TJones claimed this task.Aug 6 2019, 5:49 PM

Change 530602 had a related patch set uploaded (by Tjones; owner: Tjones):
[mediawiki/extensions/CirrusSearch@master] Fix highlighting of grapheme clusters

https://gerrit.wikimedia.org/r/530602

TJones added a comment.EditedAug 16 2019, 5:01 PM

TL;DR

  • Patch up to fix the problem for search snippets, even though that's not the main problem.
  • I have a working fix for upper corner search box, but it may not be up to code standards since it is in the Javascript repo.
  • Main box on Search page is a separate thing; still working on that.
  • Ligatures are more complicated.
    • options.highlightInput can probably be used to turn off highlighting for suggestions (though I'd still like to do the right thing with combining characters in the general case).
    • Cirrus doesn't have a way to disable highlighting, but one could probably be added.

Search Snippets

So, I've looked into this a lot more. I've uploaded a patch to fix this problem in search snippet highlighting—where it is actually pretty rare, since it's hard to get a partial word match except when using a regex.

I used the Unicode-aware regex \p{M} which matches all combining characters (very convenient!).

I've tested it on Hindi, Javanese, Khmer, Myanmar, Tamil, Telugu, and Thai examples. Below are screenshots of Hindi, Javanese, and Myanmar examples. The Hindi example pulls the following vowel mark into the highlight. The Javanese (which is very hard to see), is a weird one because the regex query is a combining mark followed by a full character. The full character from before the highlight is pulled in, and the combining characters from after the highlight are also pulled in. The Myanmar example is similar to the Hindi example, except that several combining characters are pulled in from after the highlight.

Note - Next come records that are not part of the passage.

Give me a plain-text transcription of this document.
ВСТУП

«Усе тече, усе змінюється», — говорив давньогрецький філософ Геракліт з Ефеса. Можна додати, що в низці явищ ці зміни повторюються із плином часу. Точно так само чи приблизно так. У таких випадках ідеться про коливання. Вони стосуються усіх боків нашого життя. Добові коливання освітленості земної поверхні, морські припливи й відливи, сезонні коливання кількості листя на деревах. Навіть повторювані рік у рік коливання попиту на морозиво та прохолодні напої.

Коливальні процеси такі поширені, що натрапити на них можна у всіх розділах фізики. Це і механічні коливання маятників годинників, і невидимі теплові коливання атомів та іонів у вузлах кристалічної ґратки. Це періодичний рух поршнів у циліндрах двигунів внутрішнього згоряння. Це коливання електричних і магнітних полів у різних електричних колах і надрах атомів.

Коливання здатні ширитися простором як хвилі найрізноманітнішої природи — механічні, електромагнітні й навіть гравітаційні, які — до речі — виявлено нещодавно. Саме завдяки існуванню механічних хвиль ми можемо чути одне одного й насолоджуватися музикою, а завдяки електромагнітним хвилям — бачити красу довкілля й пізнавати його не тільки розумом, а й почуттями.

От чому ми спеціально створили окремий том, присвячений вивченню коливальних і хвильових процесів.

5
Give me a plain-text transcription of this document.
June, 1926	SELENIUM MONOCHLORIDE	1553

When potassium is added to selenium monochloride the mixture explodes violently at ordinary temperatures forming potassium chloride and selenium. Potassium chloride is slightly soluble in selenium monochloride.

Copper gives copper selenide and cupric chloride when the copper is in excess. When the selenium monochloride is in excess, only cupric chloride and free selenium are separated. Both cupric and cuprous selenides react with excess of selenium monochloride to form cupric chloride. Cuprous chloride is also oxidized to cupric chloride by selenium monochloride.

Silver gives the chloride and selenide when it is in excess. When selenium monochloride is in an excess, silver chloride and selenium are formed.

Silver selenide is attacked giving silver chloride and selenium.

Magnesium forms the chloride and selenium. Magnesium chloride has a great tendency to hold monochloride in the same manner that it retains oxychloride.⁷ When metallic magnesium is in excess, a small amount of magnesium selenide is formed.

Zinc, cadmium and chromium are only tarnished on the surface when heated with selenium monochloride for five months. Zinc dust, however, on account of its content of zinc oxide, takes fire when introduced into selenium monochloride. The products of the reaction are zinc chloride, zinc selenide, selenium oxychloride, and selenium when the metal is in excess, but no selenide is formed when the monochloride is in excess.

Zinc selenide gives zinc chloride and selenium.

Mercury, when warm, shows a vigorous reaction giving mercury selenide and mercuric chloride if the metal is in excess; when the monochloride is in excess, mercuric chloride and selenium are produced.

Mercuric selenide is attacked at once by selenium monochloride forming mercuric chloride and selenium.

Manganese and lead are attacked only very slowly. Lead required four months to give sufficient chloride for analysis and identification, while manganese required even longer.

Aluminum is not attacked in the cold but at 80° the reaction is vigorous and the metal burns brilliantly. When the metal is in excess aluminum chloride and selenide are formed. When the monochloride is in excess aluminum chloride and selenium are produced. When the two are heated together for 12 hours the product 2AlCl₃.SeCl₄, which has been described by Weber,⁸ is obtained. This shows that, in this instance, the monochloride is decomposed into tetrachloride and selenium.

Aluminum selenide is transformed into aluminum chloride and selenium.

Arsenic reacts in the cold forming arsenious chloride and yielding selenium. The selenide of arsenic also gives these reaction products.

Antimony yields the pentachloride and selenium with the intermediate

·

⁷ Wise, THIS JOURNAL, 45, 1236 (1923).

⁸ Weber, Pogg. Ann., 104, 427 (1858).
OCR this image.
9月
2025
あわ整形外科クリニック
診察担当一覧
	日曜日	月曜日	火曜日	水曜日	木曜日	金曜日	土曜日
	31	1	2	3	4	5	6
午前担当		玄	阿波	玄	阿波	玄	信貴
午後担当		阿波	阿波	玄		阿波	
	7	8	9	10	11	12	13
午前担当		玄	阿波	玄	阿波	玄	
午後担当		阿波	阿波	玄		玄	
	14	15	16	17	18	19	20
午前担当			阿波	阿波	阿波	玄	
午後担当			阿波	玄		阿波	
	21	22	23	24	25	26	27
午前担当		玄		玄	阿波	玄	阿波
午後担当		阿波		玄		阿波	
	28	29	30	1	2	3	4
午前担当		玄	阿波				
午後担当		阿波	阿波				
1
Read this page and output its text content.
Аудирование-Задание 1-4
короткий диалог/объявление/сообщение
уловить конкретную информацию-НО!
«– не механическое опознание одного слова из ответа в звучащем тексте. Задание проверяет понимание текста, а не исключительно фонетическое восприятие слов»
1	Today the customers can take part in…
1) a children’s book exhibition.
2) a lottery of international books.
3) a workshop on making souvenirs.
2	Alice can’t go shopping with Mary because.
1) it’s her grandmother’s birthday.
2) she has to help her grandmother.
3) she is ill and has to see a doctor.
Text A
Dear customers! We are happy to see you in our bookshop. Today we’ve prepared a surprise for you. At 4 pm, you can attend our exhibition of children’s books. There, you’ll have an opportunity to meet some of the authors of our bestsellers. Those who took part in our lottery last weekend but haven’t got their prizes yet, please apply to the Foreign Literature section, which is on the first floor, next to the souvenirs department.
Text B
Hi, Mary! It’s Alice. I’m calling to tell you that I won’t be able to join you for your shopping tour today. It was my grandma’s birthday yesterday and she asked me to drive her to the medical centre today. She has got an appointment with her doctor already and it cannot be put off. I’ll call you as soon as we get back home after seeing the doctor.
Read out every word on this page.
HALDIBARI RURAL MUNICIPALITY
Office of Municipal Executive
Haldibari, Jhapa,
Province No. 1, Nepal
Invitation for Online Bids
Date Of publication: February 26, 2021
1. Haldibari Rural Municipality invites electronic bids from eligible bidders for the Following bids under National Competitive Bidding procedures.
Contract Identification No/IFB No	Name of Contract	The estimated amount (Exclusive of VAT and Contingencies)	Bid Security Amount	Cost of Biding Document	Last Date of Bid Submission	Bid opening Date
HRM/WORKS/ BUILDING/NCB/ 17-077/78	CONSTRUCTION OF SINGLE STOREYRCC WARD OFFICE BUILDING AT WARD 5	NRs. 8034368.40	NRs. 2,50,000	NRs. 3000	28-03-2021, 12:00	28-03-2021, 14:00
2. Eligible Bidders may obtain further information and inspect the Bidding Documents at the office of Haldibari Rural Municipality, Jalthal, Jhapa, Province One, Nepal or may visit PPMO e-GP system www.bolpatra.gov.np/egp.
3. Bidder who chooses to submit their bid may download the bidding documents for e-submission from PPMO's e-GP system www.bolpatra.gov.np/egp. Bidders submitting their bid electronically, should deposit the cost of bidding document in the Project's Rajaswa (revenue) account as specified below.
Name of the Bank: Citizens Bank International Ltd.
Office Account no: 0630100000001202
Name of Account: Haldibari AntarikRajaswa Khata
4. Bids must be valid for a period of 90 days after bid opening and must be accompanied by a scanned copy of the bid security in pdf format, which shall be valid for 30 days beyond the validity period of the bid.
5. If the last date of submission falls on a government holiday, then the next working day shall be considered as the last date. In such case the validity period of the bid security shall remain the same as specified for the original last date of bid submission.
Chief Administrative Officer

The patch above (530602) should fix this.

Latin has it easy (maybe)

Since @santhosh mentioned that Latin could have this kind of problem (and I thought the same thing), I checked into it. It is probably operating system dependent, but on my Mac, non-highlighted diacritics can still glom onto highlighted full characters. I only did a quick test with n̈ and n̞̚, but both work well enough when the n is bold but the diacritics are not.

I found the same situation when bolding characters on my computer in general. I'm curious how others see these two: ခင်ဦးမြိနယ်—but Spin̈al Tap. The font on Phabricator gets the umlaut only half on the n, but the Myanmar is messed up in the usual way.

Suggestion Highlighting

The suggestion highlighting, which was the main issue of this ticket, is harder. It's not actually something done by the suggestion API. It's done in javascript by the UI after fetching the suggestions. It's not my area of expertise and the UI folks may not like the patch that I hope to put up soon. If that's the case, then we can move this to be a UI task rather than a Search task.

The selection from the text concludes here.